Seven Sacred Sins +

Several years ago I had set myself the goal of finding a new way of combining black and white photography and painting, but without going the route of using an inkjet printer and canvas (although the option to do so in the future still lies firmly in my mind). I was seeking something very textural and tactile, where the surface expression of paint and photography could combine elegantly, but without the final product needing to a perfect or pristine. I found the ideal working method through a process of image transfers using a standard ink toner printer, paper and/or acetate, and acrylic gel medium. The process is a relatively simple procedure not unlike transferring a tattoo sticker onto your arm/body. The resulting artwork has a vintage flavour that is purely tactile and real.

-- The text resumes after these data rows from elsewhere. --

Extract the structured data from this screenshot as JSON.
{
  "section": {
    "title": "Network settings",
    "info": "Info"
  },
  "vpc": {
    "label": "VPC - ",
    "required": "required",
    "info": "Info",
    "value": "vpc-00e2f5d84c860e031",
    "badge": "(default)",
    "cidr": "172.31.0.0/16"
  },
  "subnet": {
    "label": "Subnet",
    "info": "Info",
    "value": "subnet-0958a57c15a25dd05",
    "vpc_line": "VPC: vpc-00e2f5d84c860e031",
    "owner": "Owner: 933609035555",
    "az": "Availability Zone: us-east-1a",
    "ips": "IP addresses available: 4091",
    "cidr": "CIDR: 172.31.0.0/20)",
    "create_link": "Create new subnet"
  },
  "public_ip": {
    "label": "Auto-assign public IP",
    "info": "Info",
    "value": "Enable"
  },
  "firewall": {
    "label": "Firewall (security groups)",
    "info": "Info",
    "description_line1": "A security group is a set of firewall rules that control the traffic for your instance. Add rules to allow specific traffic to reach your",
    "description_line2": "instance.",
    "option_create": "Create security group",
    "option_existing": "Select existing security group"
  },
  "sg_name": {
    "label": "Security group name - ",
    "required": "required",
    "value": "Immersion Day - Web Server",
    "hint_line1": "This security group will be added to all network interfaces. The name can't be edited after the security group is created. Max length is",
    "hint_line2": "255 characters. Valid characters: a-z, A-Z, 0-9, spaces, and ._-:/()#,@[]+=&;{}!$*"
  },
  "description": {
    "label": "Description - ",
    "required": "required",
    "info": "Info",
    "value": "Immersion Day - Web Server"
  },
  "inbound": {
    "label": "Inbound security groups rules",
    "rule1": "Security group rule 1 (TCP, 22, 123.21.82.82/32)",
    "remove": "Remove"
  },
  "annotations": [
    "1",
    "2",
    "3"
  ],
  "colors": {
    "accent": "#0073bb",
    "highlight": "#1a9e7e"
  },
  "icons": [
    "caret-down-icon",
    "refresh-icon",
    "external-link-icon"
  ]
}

Below is a collection that is inspired by the seven deadly sins, namely: pride, greed, lust, gluttony, envy, wrath and sloth. As a young child growing up in the Canadian prairies, I was influenced spiritually by both my peers and my parents. The sins were not strictly taught to me, but the idea of sin and its consequences was clear. In time, I had to dispel everything and begin anew. As an adult, I am not so much confronted with the religious aspects, but the emotional aspects and it’s connection to our ego environment. This series of work is a reinvestigation of primordial human emotion as represented through animals. Upon completion of the collection, I felt compelled to rename the title of the series to ‘Seven Sacred Sins’, to reflect my idea that the sins are not ‘deadly’ but more a sacred condition of the human psyche. It is our ego; without it, we essentially return to our witnessing self. There is nothing inherently wrong with sin, as it is the nature of humanity, but from a low level of where we ultimately come from.